Er setzte sich eine Schwimmbrille auf, sprang in eine Badewanne, kraulte, sodass das Wasser über den Rand schwappte, wendete in der Wanne, kraulte weiter. Er stemmte unter fingierter Kraftanstrengung eine Stange, an der Klopapierrollen hingen, sprang auf einem kleinen Spielzeugpferd durch einen Vorgarten über Hindernisse. Und natürlich: rhythmische Sportgymnastik.

Ja, das sah alles ziemlich beknackt und unsinnig aus. Die Videos kommentierte er selbst und man wird das Gefühl nicht los, dass er sich auch über die immer gleichen Phrasen von Sportkommentatoren lustig macht.
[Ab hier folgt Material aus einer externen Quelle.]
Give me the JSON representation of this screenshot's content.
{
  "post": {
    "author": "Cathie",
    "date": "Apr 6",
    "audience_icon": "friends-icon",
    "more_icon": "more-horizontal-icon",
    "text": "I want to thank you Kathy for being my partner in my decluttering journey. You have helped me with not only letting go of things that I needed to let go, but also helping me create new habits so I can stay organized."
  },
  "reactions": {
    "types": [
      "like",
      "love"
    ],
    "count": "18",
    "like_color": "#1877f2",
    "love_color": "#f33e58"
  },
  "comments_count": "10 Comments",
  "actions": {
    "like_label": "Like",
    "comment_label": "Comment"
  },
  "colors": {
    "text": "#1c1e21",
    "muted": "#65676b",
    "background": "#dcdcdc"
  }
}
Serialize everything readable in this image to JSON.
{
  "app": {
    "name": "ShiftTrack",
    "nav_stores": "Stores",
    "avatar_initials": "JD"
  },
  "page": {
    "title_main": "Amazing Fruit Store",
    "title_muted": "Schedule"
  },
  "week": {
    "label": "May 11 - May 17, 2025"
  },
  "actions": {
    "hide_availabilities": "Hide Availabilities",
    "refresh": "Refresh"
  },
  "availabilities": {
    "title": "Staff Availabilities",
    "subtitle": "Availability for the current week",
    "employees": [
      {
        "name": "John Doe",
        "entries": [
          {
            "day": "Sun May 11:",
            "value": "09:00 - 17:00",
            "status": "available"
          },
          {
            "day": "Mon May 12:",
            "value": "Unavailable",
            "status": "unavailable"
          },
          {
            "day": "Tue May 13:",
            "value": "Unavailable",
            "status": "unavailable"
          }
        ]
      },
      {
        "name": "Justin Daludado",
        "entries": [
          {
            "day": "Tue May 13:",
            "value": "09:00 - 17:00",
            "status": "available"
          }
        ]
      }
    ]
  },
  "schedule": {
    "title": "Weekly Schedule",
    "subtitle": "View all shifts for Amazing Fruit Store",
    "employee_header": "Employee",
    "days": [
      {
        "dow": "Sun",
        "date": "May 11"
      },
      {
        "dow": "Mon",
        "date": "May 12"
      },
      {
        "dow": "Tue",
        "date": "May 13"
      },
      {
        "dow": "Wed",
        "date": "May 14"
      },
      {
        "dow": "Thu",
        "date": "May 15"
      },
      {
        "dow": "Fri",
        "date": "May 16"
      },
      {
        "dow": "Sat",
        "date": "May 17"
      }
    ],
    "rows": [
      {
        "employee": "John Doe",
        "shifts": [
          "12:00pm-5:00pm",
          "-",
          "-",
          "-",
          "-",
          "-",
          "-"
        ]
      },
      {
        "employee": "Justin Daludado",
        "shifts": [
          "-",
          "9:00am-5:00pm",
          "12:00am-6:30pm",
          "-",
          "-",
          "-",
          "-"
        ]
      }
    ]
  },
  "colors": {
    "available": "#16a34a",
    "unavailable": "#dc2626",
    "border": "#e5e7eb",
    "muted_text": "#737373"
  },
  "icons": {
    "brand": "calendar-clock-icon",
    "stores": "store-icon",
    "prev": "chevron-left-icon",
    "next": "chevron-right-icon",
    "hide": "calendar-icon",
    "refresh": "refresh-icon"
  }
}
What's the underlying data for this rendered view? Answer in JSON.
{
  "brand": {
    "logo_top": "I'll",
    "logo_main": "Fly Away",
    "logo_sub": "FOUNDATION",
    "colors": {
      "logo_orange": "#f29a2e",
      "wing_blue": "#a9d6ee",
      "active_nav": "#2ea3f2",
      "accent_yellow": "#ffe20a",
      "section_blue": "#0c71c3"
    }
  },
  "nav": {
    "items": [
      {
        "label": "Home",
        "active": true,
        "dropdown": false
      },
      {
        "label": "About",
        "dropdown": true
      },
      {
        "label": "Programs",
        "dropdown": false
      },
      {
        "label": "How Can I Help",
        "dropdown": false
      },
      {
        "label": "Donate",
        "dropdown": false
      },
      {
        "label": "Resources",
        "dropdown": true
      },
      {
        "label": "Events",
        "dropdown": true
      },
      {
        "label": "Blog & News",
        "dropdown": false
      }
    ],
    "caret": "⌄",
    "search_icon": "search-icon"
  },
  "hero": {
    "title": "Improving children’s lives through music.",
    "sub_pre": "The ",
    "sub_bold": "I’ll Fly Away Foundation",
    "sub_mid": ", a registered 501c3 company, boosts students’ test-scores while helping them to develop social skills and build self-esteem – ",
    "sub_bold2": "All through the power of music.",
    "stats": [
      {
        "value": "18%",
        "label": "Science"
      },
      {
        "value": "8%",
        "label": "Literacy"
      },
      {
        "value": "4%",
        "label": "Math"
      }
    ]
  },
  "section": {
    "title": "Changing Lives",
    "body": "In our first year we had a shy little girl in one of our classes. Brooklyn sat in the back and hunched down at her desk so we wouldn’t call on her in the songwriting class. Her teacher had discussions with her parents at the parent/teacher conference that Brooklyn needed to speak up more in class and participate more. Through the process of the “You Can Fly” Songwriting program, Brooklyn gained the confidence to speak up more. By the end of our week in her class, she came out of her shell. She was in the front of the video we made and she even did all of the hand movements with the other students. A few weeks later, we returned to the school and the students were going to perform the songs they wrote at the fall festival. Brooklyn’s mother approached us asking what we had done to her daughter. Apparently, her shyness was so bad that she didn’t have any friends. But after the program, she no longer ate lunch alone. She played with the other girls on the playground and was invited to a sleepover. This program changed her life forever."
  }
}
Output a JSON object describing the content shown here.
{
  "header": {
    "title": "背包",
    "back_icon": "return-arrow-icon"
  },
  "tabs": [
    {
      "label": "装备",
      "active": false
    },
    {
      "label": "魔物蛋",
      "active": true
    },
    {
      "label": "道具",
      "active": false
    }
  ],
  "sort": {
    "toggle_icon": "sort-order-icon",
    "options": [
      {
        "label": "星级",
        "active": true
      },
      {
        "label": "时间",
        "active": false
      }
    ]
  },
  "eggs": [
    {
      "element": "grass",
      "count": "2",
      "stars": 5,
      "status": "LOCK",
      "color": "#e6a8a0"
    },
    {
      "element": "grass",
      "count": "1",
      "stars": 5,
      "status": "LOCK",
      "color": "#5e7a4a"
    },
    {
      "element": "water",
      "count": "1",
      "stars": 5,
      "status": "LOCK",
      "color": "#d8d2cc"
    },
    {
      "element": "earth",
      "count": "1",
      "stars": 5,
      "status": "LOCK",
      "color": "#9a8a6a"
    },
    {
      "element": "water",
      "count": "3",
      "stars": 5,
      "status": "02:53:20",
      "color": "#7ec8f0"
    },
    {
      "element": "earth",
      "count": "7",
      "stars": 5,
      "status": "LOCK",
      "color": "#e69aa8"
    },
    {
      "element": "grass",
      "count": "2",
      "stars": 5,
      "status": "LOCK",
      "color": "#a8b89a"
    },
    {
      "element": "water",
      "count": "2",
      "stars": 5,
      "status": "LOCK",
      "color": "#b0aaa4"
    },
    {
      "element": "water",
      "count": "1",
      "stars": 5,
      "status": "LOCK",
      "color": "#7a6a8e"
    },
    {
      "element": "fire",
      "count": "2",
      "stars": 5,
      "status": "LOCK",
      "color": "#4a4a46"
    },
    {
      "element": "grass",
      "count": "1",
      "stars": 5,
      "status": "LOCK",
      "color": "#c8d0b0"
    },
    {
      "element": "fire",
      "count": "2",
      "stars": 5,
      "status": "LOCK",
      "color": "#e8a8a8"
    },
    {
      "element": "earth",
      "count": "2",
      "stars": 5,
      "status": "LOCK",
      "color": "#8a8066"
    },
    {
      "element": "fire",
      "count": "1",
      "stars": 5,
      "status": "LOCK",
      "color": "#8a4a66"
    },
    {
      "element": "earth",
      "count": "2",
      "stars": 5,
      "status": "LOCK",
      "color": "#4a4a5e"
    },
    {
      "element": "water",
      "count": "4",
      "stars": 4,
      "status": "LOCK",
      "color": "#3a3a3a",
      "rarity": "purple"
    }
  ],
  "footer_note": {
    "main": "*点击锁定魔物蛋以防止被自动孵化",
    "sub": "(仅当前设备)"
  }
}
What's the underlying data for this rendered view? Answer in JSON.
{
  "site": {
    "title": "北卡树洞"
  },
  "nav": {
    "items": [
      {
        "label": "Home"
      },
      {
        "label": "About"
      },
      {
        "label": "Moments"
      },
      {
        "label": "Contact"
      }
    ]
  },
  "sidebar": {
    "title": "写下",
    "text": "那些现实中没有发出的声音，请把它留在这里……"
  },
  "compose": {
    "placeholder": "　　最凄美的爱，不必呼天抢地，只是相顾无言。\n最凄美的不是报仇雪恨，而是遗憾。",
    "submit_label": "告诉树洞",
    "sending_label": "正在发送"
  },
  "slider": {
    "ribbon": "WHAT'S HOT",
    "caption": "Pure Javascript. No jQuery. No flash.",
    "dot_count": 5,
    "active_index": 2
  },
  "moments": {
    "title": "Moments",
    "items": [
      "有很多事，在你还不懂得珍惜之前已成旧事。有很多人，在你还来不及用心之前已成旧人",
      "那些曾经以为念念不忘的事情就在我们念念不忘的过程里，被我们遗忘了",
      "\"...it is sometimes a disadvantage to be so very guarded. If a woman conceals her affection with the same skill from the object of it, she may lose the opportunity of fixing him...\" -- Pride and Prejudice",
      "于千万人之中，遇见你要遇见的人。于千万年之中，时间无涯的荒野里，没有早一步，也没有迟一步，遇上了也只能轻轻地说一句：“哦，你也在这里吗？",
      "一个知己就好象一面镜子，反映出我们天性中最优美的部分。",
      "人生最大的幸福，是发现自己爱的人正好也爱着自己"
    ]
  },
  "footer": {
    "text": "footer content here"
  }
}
Er postete die Videos auf Instagram, Facebook und TiTtok, bekam viele Likes, Medien berichteten, Sponsoren pushten ihn.

Mester geht offensiv mit seiner Behinderung um, sehr offensiv

Nun fanden die "Parantänischen Winterspiele" statt. Mester veröffentlichte jeden Tag um 18 Uhr ein Video: Er stolpert auf Skiern eine Rutsche runter, knallt in einem Plastikrodel von einer Stahltreppe auf die andere, simuliert Eiskunstlaufelemente mit befreundeten Athletinnen.

Ob er sich mal weh getan habe? "Wenn ich falle, falle ich ja nicht tief?", sagt Mester. In einem Video klapst er der Kollegin auf den Po. Gnihi! Höhö! Und noch mal: Gnihi! Höhö! Nicht alle finden das witzig.

"Vielleicht ist es auch Neid", sagt Mester. Einige Parasportlerinnen und -sportler würden über ihn lästern. Er ist bekannter als sie, wird ins Fernsehen geladen, rät in einem Quiz auf Vox. Ende Januar wird er in einer Talkshow bei Barbara Schöneberger mit Matthias Schweighöfer und Simone Thomalla diskutieren. Er wirkt vor der Kamera echt, gewinnt deswegen Preise, nun auch noch diesen Sonderpreis. Fürs Quatschmachen?!

Es seien oft ältere Para-Athletinnen und -Athleten, sagt Mester, die solche Aktionen nicht gut fänden. Er geht offensiv mit seiner Behinderung um, sehr offensiv. Er sagt: "Ich bin, wie ich bin und wenn's denen nicht passt, sollen die sich das halt nicht angucken." Es sind andere Menschen, die Mester erreichen will, und die erreicht er auch: Sein Badewannenkraulvideo sei rund eine Million Mal abgerufen worden.